Governor (named after Rod Blagojevich) is the pluggable blogging platform for Rails, built for people who want to build their blog into their website, not build their website into their blog.

I’m just getting started, but feel free to poke around. I’m sure that when this starts getting functional, I’ll write some setup documentation here. And try the specs, they’re fresh!

Dependencies

  • ActiveRecord

By 1.0, I’d like to make it possible to use Governor with other ORMs, but I’m not sure when that’ll be.

Setting Up

Governor is a gem, so the first thing to do is to add Governor to your Gemfile.

gem 'governor'

Once you’ve installed the gem into your app, you need to run the generator:

rails generate governor:install

This will add an initializer which allows you some loose configuration of Governor. As Governor grows, the initializer will actually get some teeth. Now you’re ready to add a model:

rails generate governor:create_articles [CLASS_NAME]

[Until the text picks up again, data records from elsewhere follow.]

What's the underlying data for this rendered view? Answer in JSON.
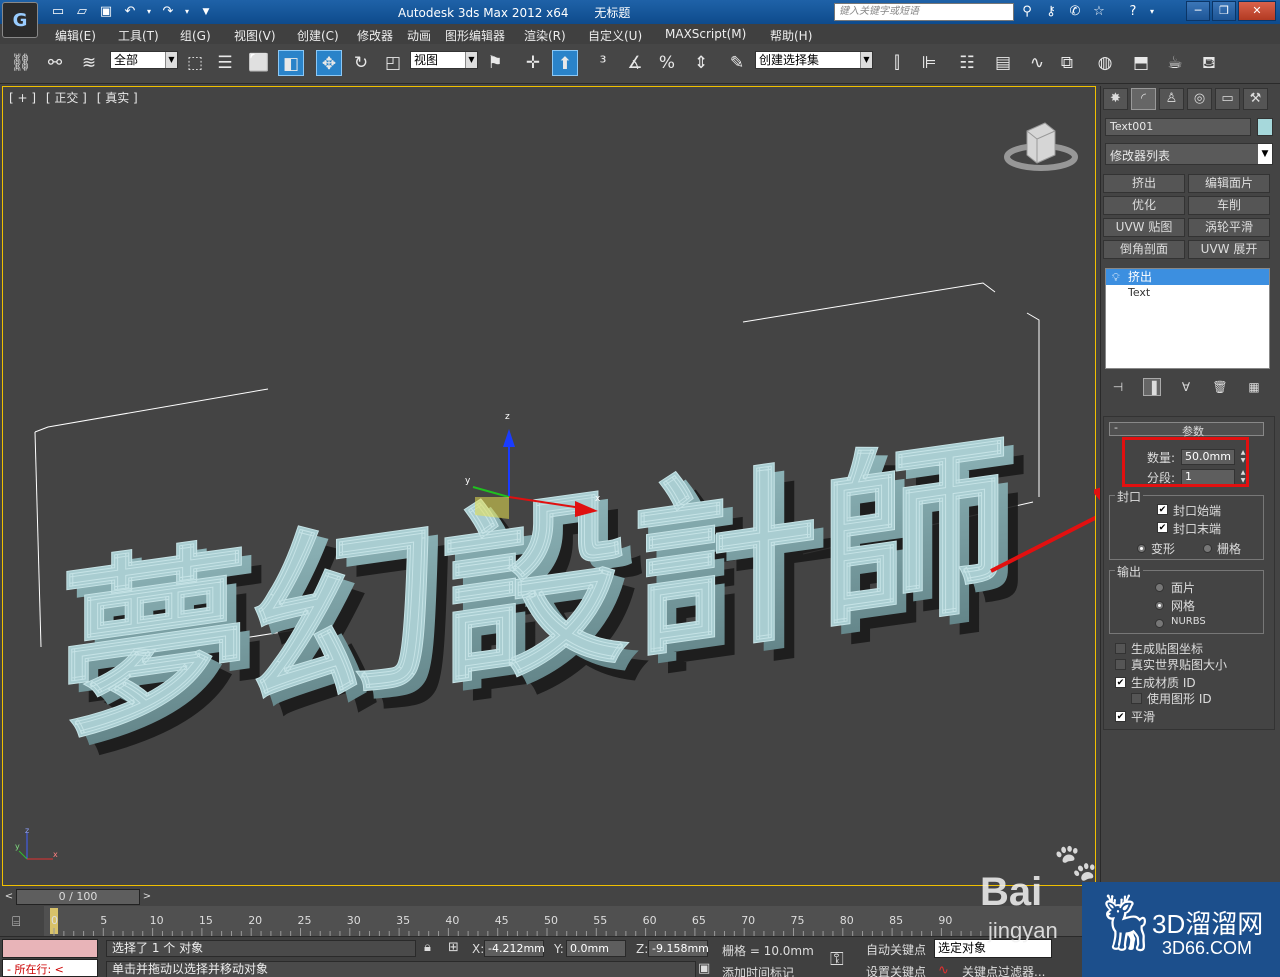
{
  "title": {
    "app_name": "Autodesk 3ds Max  2012 x64",
    "file_name": "无标题",
    "search_placeholder": "键入关键字或短语"
  },
  "menu": [
    "编辑(E)",
    "工具(T)",
    "组(G)",
    "视图(V)",
    "创建(C)",
    "修改器",
    "动画",
    "图形编辑器",
    "渲染(R)",
    "自定义(U)",
    "MAXScript(M)",
    "帮助(H)"
  ],
  "toolbar": {
    "selection_filter": "全部",
    "ref_coord": "视图",
    "named_selection": "创建选择集"
  },
  "viewport": {
    "label_parts": [
      "[ + ]",
      "[ 正交 ]",
      "[ 真实 ]"
    ],
    "scene_text": "夢幻設計師",
    "object_color": "#a6d8db"
  },
  "panel": {
    "object_name": "Text001",
    "modifier_list": "修改器列表",
    "modifier_buttons": [
      "挤出",
      "编辑面片",
      "优化",
      "车削",
      "UVW 贴图",
      "涡轮平滑",
      "倒角剖面",
      "UVW 展开"
    ],
    "stack": [
      {
        "label": "挤出",
        "selected": true
      },
      {
        "label": "Text",
        "selected": false
      }
    ],
    "rollout_title": "参数",
    "amount_label": "数量:",
    "amount_value": "50.0mm",
    "segments_label": "分段:",
    "segments_value": "1",
    "capping": {
      "title": "封口",
      "cap_start": "封口始端",
      "cap_end": "封口末端",
      "morph": "变形",
      "grid": "栅格"
    },
    "output": {
      "title": "输出",
      "patch": "面片",
      "mesh": "网格",
      "nurbs": "NURBS"
    },
    "options": {
      "gen_map_coords": "生成贴图坐标",
      "real_world_map": "真实世界贴图大小",
      "gen_mat_ids": "生成材质 ID",
      "use_shape_ids": "使用图形 ID",
      "smooth": "平滑"
    }
  },
  "timeline": {
    "frame_display": "0 / 100",
    "ticks": [
      "0",
      "5",
      "10",
      "15",
      "20",
      "25",
      "30",
      "35",
      "40",
      "45",
      "50",
      "55",
      "60",
      "65",
      "70",
      "75",
      "80",
      "85",
      "90"
    ]
  },
  "status": {
    "selection": "选择了 1 个 对象",
    "prompt": "单击并拖动以选择并移动对象",
    "maxscript_line": "-  所在行:  <",
    "x_value": "-4.212mm",
    "y_value": "0.0mm",
    "z_value": "-9.158mm",
    "grid": "栅格 = 10.0mm",
    "add_time_tag": "添加时间标记",
    "auto_key": "自动关键点",
    "set_key": "设置关键点",
    "selected_objects": "选定对象",
    "key_filters": "关键点过滤器..."
  },
  "watermarks": {
    "baidu": "Bai",
    "baidu_sub": "jingyan",
    "site_big": "3D溜溜网",
    "site_small": "3D66.COM"
  },
  "colors": {
    "title_bar": "#1f62a8",
    "highlight_red": "#e21010",
    "stack_select": "#3c8fe0",
    "viewport_border": "#f0c000"
  }
}
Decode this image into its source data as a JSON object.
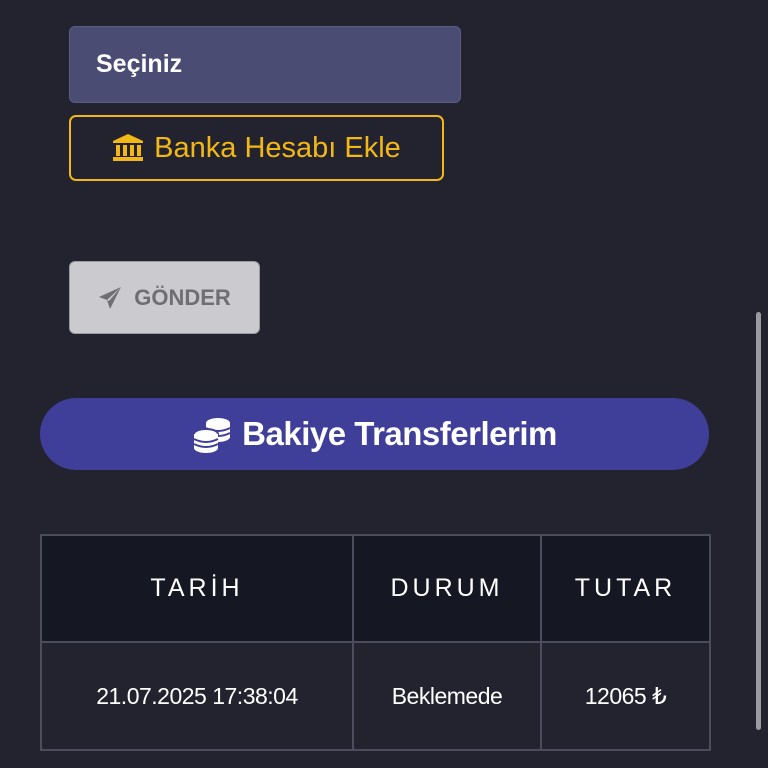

‘CLASS_NAME` by default is Article, but feel free to specify something else, like Post, Blog, whatever. This will add a model, migration, and route to your app.

Usage

Now that you have an article model and a set of routes, you’re ready to plug it into your app. I’d recommend running ‘rake routes` to see what routes have been added, as they depend on the model name you chose.

The Governor initialization will check if Devise is installed, and will try to Do The Right Thing if it is. If not, it’ll yell at you, so be sure to set up your authorization rules in this file.

Authentication/Authorization

For now, Governor checks with Devise to make sure someone’s logged in before creating an article, and verifies that the logged in user is an article’s author before allowing them to edit. You might have your own rules that you’d rather apply. You’ll have to wait until a future version if you want something different, sorry.

Roadmap

Less of a roadmap as a politician’s promise of what will exist in future versions of Governor:

  • Strategies to play nice with different authentication/authorization schemes.

  • A fleshed-out Governor plugin API.

  • A few plugins: comments, LiveJournal synchronization, formatting engines, search, permalinks, feeds, and who knows what else.

  • A chicken in every pot and a car in every garage.

Until v1.0 (or at least until things start to stabilize), I won’t promise anything regarding backwards compatibility. Please let me know if something you were relying on breaks, and I’ll do my best to steer you in the right direction or repair functionality.

Contributing to Governor

Governor is just getting off the ground now, so while there’s a lot to implement, the infrastructure might be too shaky to support multiple developers. Still, if you’re interested in improving this, let’s talk.

  • Check out the latest master to make sure the feature hasn’t been implemented or the bug hasn’t been fixed yet

  • Check out the issue tracker to make sure someone already hasn’t requested it and/or contributed it

  • Fork the project

  • Start a feature/bugfix branch

  • Commit and push until you are happy with your contribution

  • Make sure to add tests for it. This is important so I don’t break it in a future version unintentionally.

  • Please try not to mess with the Rakefile, version, or history. If you want to have your own version, or is otherwise necessary, that is fine, but please isolate to its own commit so I can cherry-pick around it.